Mit der Yacht auf griechische Inseln

Nicht jeder Unternehmer setzt jedoch den Willen der gesellschaftlichen Mehrheit in diesem Land um. Das ist zutiefst undemokratisch und ein großes Ärgernis. Es kann nicht richtig sein, dass die egoistischen Interessen Einzelner das große solidarische Ziel der Null-Energiewende verhindern. Schon im Grundgesetz steht doch, dass Eigentum verpflichtet.
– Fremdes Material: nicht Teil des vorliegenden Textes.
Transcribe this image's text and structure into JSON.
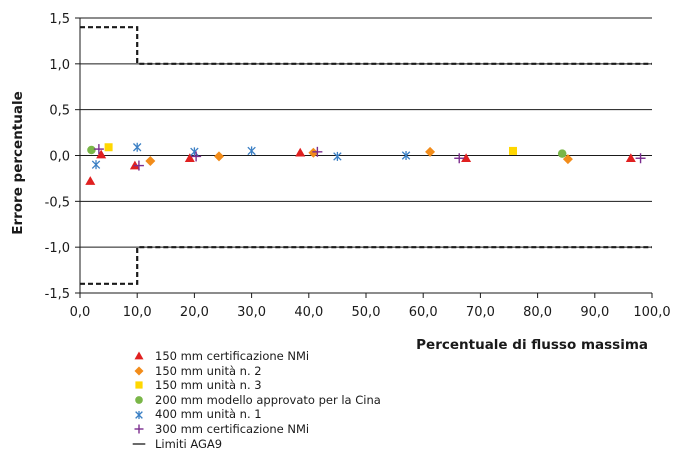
{
  "chart_data": {
    "type": "scatter",
    "title": "",
    "xlabel": "Percentuale di flusso massima",
    "ylabel": "Errore percentuale",
    "xlim": [
      0,
      100
    ],
    "ylim": [
      -1.5,
      1.5
    ],
    "x_ticks": [
      0,
      10,
      20,
      30,
      40,
      50,
      60,
      70,
      80,
      90,
      100
    ],
    "x_tick_labels": [
      "0,0",
      "10,0",
      "20,0",
      "30,0",
      "40,0",
      "50,0",
      "60,0",
      "70,0",
      "80,0",
      "90,0",
      "100,0"
    ],
    "y_ticks": [
      1.5,
      1.0,
      0.5,
      0.0,
      -0.5,
      -1.0,
      -1.5
    ],
    "y_tick_labels": [
      "1,5",
      "1,0",
      "0,5",
      "0,0",
      "-0,5",
      "-1,0",
      "-1,5"
    ],
    "grid": "horizontal",
    "legend_position": "bottom-left",
    "series": [
      {
        "name": "150 mm certificazione NMi",
        "marker": "triangle",
        "color": "#e02020",
        "x": [
          1.8,
          3.7,
          9.6,
          19.2,
          38.5,
          67.5,
          96.3
        ],
        "y": [
          -0.28,
          0.01,
          -0.11,
          -0.03,
          0.03,
          -0.03,
          -0.03
        ]
      },
      {
        "name": "150 mm unità n. 2",
        "marker": "diamond",
        "color": "#f28c1a",
        "x": [
          12.3,
          24.3,
          40.8,
          61.2,
          85.3
        ],
        "y": [
          -0.06,
          -0.01,
          0.03,
          0.04,
          -0.04
        ]
      },
      {
        "name": "150 mm unità n. 3",
        "marker": "square",
        "color": "#ffd700",
        "x": [
          5.0,
          75.7
        ],
        "y": [
          0.09,
          0.05
        ]
      },
      {
        "name": "200 mm modello approvato per la Cina",
        "marker": "circle",
        "color": "#7ab648",
        "x": [
          2.0,
          84.3
        ],
        "y": [
          0.06,
          0.02
        ]
      },
      {
        "name": "400 mm unità n. 1",
        "marker": "asterisk",
        "color": "#3a7fc4",
        "x": [
          2.8,
          10.0,
          20.0,
          30.0,
          45.0,
          57.0
        ],
        "y": [
          -0.1,
          0.09,
          0.04,
          0.05,
          -0.01,
          0.0
        ]
      },
      {
        "name": "300 mm certificazione NMi",
        "marker": "plus",
        "color": "#7b2d8e",
        "x": [
          3.3,
          10.3,
          20.3,
          41.5,
          66.3,
          98.0
        ],
        "y": [
          0.07,
          -0.11,
          -0.01,
          0.04,
          -0.03,
          -0.03
        ]
      },
      {
        "name": "Limiti AGA9",
        "marker": "line",
        "color": "#1a1a1a",
        "upper_x": [
          0,
          10,
          10,
          100
        ],
        "upper_y": [
          1.4,
          1.4,
          1.0,
          1.0
        ],
        "lower_x": [
          0,
          10,
          10,
          100
        ],
        "lower_y": [
          -1.4,
          -1.4,
          -1.0,
          -1.0
        ]
      }
    ]
  }
}
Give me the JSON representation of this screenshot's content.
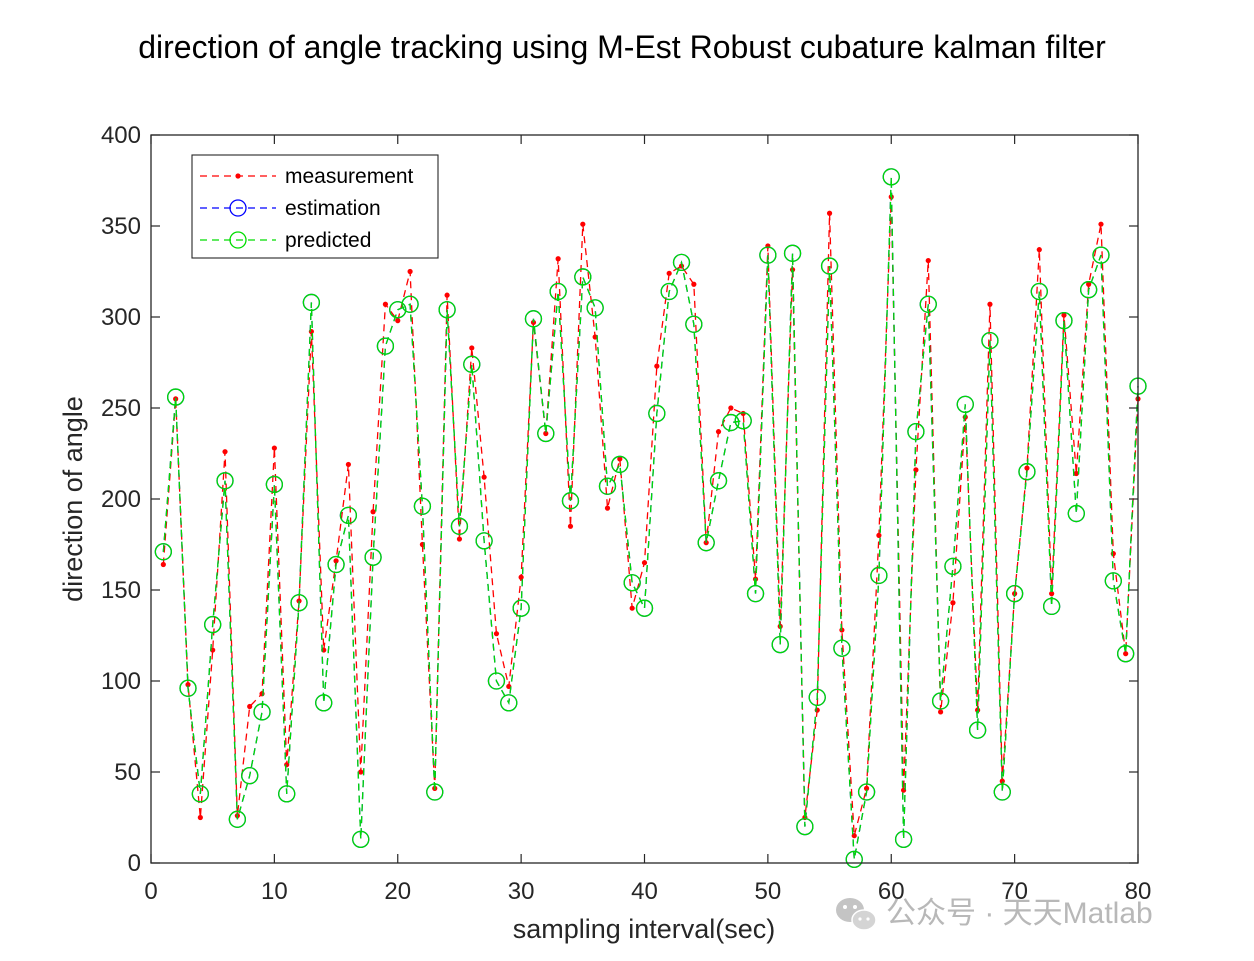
{
  "chart_data": {
    "type": "line",
    "title": "direction of angle tracking using M-Est Robust cubature kalman filter",
    "xlabel": "sampling interval(sec)",
    "ylabel": "direction of angle",
    "xlim": [
      0,
      80
    ],
    "ylim": [
      0,
      400
    ],
    "xticks": [
      "0",
      "10",
      "20",
      "30",
      "40",
      "50",
      "60",
      "70",
      "80"
    ],
    "yticks": [
      "0",
      "50",
      "100",
      "150",
      "200",
      "250",
      "300",
      "350",
      "400"
    ],
    "legend_position": "top-left",
    "grid": false,
    "x": [
      1,
      2,
      3,
      4,
      5,
      6,
      7,
      8,
      9,
      10,
      11,
      12,
      13,
      14,
      15,
      16,
      17,
      18,
      19,
      20,
      21,
      22,
      23,
      24,
      25,
      26,
      27,
      28,
      29,
      30,
      31,
      32,
      33,
      34,
      35,
      36,
      37,
      38,
      39,
      40,
      41,
      42,
      43,
      44,
      45,
      46,
      47,
      48,
      49,
      50,
      51,
      52,
      53,
      54,
      55,
      56,
      57,
      58,
      59,
      60,
      61,
      62,
      63,
      64,
      65,
      66,
      67,
      68,
      69,
      70,
      71,
      72,
      73,
      74,
      75,
      76,
      77,
      78,
      79,
      80
    ],
    "series": [
      {
        "name": "measurement",
        "color": "#ff0000",
        "style": "dashed-dot-marker",
        "values": [
          164,
          255,
          98,
          25,
          117,
          226,
          26,
          86,
          93,
          228,
          54,
          144,
          292,
          117,
          166,
          219,
          50,
          193,
          307,
          298,
          325,
          175,
          41,
          312,
          178,
          283,
          212,
          126,
          97,
          157,
          297,
          236,
          332,
          185,
          351,
          289,
          195,
          222,
          140,
          165,
          273,
          324,
          328,
          318,
          176,
          237,
          250,
          247,
          156,
          339,
          130,
          326,
          25,
          84,
          357,
          128,
          15,
          41,
          180,
          366,
          40,
          216,
          331,
          83,
          143,
          245,
          84,
          307,
          45,
          148,
          217,
          337,
          148,
          301,
          214,
          318,
          351,
          170,
          115,
          255
        ],
        "points_labeled": "none"
      },
      {
        "name": "estimation",
        "color": "#0000ff",
        "style": "dashed-circle",
        "values": [
          171,
          256,
          96,
          38,
          131,
          210,
          24,
          48,
          83,
          208,
          38,
          143,
          308,
          88,
          164,
          191,
          13,
          168,
          284,
          304,
          307,
          196,
          39,
          304,
          185,
          274,
          177,
          100,
          88,
          140,
          299,
          236,
          314,
          199,
          322,
          305,
          207,
          219,
          154,
          140,
          247,
          314,
          330,
          296,
          176,
          210,
          242,
          243,
          148,
          334,
          120,
          335,
          20,
          91,
          328,
          118,
          2,
          39,
          158,
          377,
          13,
          237,
          307,
          89,
          163,
          252,
          73,
          287,
          39,
          148,
          215,
          314,
          141,
          298,
          192,
          315,
          334,
          155,
          115,
          262
        ]
      },
      {
        "name": "predicted",
        "color": "#00dd00",
        "style": "dashed-circle",
        "values": [
          171,
          256,
          96,
          38,
          131,
          210,
          24,
          48,
          83,
          208,
          38,
          143,
          308,
          88,
          164,
          191,
          13,
          168,
          284,
          304,
          307,
          196,
          39,
          304,
          185,
          274,
          177,
          100,
          88,
          140,
          299,
          236,
          314,
          199,
          322,
          305,
          207,
          219,
          154,
          140,
          247,
          314,
          330,
          296,
          176,
          210,
          242,
          243,
          148,
          334,
          120,
          335,
          20,
          91,
          328,
          118,
          2,
          39,
          158,
          377,
          13,
          237,
          307,
          89,
          163,
          252,
          73,
          287,
          39,
          148,
          215,
          314,
          141,
          298,
          192,
          315,
          334,
          155,
          115,
          262
        ]
      }
    ]
  },
  "watermark": {
    "text": "公众号 · 天天Matlab",
    "icon": "wechat-icon"
  }
}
Die neue Regierung hat daher bereits die Verfassung konkretisiert, die dem Staat ermöglicht, Unternehmen zu vergesellschaften. Vor einigen Tagen wurde bekannt, dass aufgrund dieses Umstandes einige Großkapitalisten ihr Unternehmen geschlossen und verlassen haben. In der Not sprang die Regierung sofort ein und besetzte die Unternehmensführung mit verdienten Parteikadern. Vielleicht ergibt sich da ja noch etwas für meinen Vetter Klaus, der gerade sein Soziologiestudium nach 37 Semester abgebrochen hat und nun als Taxifahrer unterwegs ist. Immerhin engagierte er sich schon zu Beginn seines Studiums im Kommunistischen Hochschulbund und er ist jetzt eigentlich auch mal dran. Von den Unternehmern war nichts mehr zu sehen. Sie haben sich der Besteuerung ihres Welteinkommens durch Republikflucht entzogen. Viele vermuten, dass sie auf ihren Motoryachten auf den Weltmeeren herumirren oder eine griechische Insel gekauft haben. Interpol und die Bundesmarine sind inzwischen auf der Suche, um die Steuerflüchtlinge zu fassen und ihrer gerechten Strafe zuzuführen.

Die Politik der neuen Regierung wirkt. Der CO2-Ausstoß ist merklich reduziert. Dies wurde auch erreicht, weil die Produktion an Autos, Fleisch und Milch untersagt werden konnte.

Jetzt produzieren die vergesellschafteten Betriebe ökologisch und sozial gerechte Produkte, die von einer demokratischen Mehrheit entschieden werden. Besonders beliebt sind aktuell Norwegerpullis, Tofu und stilles Wasser. Prost Mahlzeit!